Germaine, for sure, didn’t fool her, with her sad affairs and professional attire. She was Hel’s secretary now, but what wouldn’t that woman give to be more than that, to be to her what her nice, blind guy was, eternally. Eloisa knew nothing of divine matters, but she could certainly divine that it did matter. To Germaine.

That sad, silly woman.

So, Eloisa found her one day, when she had sent out surveys to all of Paris (and London, too, but no one on this side cared far enough to bridge the misty strait), her answers an ugly scrawl that she didn’t doubt the other woman would decipher as easily and elegantly as she did everything else.

Chérie,” she greeted her, “You don’t truly care about my habits of movement, Friday through Sunday.”

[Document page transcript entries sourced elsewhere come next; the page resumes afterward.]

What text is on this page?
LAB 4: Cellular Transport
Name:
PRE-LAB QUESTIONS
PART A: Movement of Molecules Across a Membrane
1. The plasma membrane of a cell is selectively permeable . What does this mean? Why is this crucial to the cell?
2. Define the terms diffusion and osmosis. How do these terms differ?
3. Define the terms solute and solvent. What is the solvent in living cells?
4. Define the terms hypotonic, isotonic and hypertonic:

Lips pursed, not a smile, not a single amusement offered her in return for her cheekiness, Germaine took her paper and skimmed it, reading at a speed that was perhaps not divine but impressive, nonetheless. Eloisa had never been one to belittle the parts of a person that were most human. Other things bored her, terribly. Give her the surprises, the imperfections, the little mistakes that shifted the world beneath your feet. Ah, she had known a girl once who had been especially gifted at that. She knew that girl, and then she didn’t know her any longer, as life goes. The French have a saying about that, still.

“What I care about is irrelevant,” Germaine told her, folding the paper on the middle. “It is necessary to the planning of new infrastructural solutions for the Parisian sector.”

“Oh, principessa,” Eloisa sighed melodramatically, throwing up both hands into the air, colourless, foggy. She called her princess, because they both knew there already was a queen, yes? “My only concern is how you’ll find your way to see me perform as Ophelia tonight. Hamlet must have some allure for you, it is so dreary and sad.”

A couple of other citizens came over to turn their papers in, Germaine taking them with curt nods. “Is that an invitation?” she asked, neutrally. Whether it was or not seemed not to be very important at all.

Yet, Eloisa wasn’t fooled. That silly woman.

“It’s an order, mademoiselle. Do not leave an empty seat in the front row, it looks awful. As if I don’t have admirers enough to fill the whole theatre.”

Turning away, perhaps others would have missed the smile ghosting across Germaine’s lips, but Eloisa had spent her life reading people like particularly inspiring paragraphs in particularly inspiring books, she gladly spent her death doing the same. Naturally, she didn’t miss it. “If I can have the streets rearranged before then,” was the reply, to the point and without promises.

When the curtain rose in the evening, however, there were no empty seats as far as you could spit, no less that you could see. And later, the Champs Élysées ran the other way, as they walked home together, Germaine and she, dead three years apart, but not apart now.